The number of housewives around the globe is huge. Various women's groups have been advocating for inclusion of their jobs at home in the GDP for long. They have been arguing that housewives' work is productive and should be counted in the GDP. Local pressure followed the Beijing Conference on Women that produced a United Nations requirement that member-states develop national income accounts that measure housewives' services.
A large number of housewives and stay-at-home moms are there in most of the developed and developing economies. Germany has many housewives. The European Commission has urged Germany to follow the example of Scandinavian countries and dismantle barriers to women entering the workforce to avoid a looming labour shortage. The number of housewives in northern European countries has declined significantly during the last decade. On the other hand, 14 per cent of US women are stay-at-home moms, while 24 per cent are working moms, according to a recent survey report. Currently, in countries of the European Union there are about 45.5 million housewives.
Economists say exclusion of the unpaid jobs of a large number of housewives does not give a true picture of growth as shown in the GDP. Nobel Prize winner Simon Kuznets presented some years back an original set of estimates to the Congress that contained a number of caveats about what was omitted from the calculation of GDP. One of the principal omissions that he cited was the "services of housewives and other members of the family." Although the hours men contribute to household works have risen, while those of women have declined, it is still true that exclusion of household production-of men or women-causes a significant understatement in the level of domestic production. It turns out that Kuznets was correct.
New research by the Bureau of Economic Analysis has found that if the value of household production were included in the GDP, it would add trillions of dollars to the US economy.
Housewives and stay-at-home moms contribute about 70 per cent of the total time spent on household chores even in egalitarian nations such as Sweden and Norway. They do virtually all the household works in poorer countries in Asia, Africa and Latin America. Some feminists argue persuasively that including housework in the GDP would raise the consciousness of women, especially in the less-developed world where women are badly treated. This would help improve their bargaining position in marriage and the society since many housewives would earn more than their husbands if a woman's household contribution has a monetary value. Yet other feminists do not want explicit calculations of production for housewives, because that would conflict with their agenda of getting women out of the households and into the labour force.

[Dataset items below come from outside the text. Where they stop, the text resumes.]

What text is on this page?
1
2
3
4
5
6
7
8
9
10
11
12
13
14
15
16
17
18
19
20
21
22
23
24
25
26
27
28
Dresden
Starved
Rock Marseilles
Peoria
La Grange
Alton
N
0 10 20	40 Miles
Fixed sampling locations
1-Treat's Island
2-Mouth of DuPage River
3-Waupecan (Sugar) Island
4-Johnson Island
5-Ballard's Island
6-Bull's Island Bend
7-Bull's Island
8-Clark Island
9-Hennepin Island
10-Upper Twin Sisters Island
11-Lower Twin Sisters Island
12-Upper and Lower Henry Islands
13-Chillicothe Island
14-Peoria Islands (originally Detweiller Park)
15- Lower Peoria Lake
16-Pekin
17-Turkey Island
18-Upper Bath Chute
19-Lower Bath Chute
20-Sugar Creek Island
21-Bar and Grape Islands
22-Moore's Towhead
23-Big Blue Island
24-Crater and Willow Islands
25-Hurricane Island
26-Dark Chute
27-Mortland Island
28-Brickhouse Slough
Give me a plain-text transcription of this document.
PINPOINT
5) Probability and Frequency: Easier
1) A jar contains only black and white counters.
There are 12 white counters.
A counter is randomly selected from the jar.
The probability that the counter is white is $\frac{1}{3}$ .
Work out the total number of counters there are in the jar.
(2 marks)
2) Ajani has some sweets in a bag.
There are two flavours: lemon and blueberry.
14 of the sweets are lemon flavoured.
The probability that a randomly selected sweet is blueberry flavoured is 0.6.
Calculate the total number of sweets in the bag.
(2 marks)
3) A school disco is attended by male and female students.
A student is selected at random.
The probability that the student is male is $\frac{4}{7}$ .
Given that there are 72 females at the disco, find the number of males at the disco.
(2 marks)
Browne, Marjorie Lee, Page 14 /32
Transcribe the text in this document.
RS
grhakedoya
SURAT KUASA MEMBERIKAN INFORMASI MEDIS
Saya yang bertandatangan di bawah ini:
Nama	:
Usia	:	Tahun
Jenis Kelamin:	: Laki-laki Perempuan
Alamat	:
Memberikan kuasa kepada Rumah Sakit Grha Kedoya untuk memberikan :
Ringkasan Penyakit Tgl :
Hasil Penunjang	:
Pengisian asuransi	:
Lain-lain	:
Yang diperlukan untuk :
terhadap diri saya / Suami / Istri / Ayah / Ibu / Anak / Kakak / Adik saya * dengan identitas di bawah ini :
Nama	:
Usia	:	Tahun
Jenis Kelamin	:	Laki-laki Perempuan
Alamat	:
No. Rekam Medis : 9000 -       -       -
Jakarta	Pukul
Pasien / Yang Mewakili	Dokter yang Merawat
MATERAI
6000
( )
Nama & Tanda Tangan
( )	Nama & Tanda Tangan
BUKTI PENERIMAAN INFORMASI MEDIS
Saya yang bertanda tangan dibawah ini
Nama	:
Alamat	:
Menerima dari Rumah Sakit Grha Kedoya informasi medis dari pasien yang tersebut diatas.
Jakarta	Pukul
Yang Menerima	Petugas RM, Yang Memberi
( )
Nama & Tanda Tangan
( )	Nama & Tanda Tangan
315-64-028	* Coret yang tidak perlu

Because of their extremely important roles, happy housewives are no longer rare. One in three young Japanese women wants to get married and be a full-time housewife, a government survey has showed, despite growing calls for increased female participation in the workforce. Including unpaid household works in the measurement of GDP would raise self-respect, social status and economic independence of women who stay at home to care for children, the future generation of a nation, and do other household works without getting any allowance nor any appreciation from the policymakers of the state but adding greatly to welfare for years together. It would also provide a more accurate picture of GDP and growth and might lead to a different interpretation of public policies that affect the allocation of time between household works, productive and market works.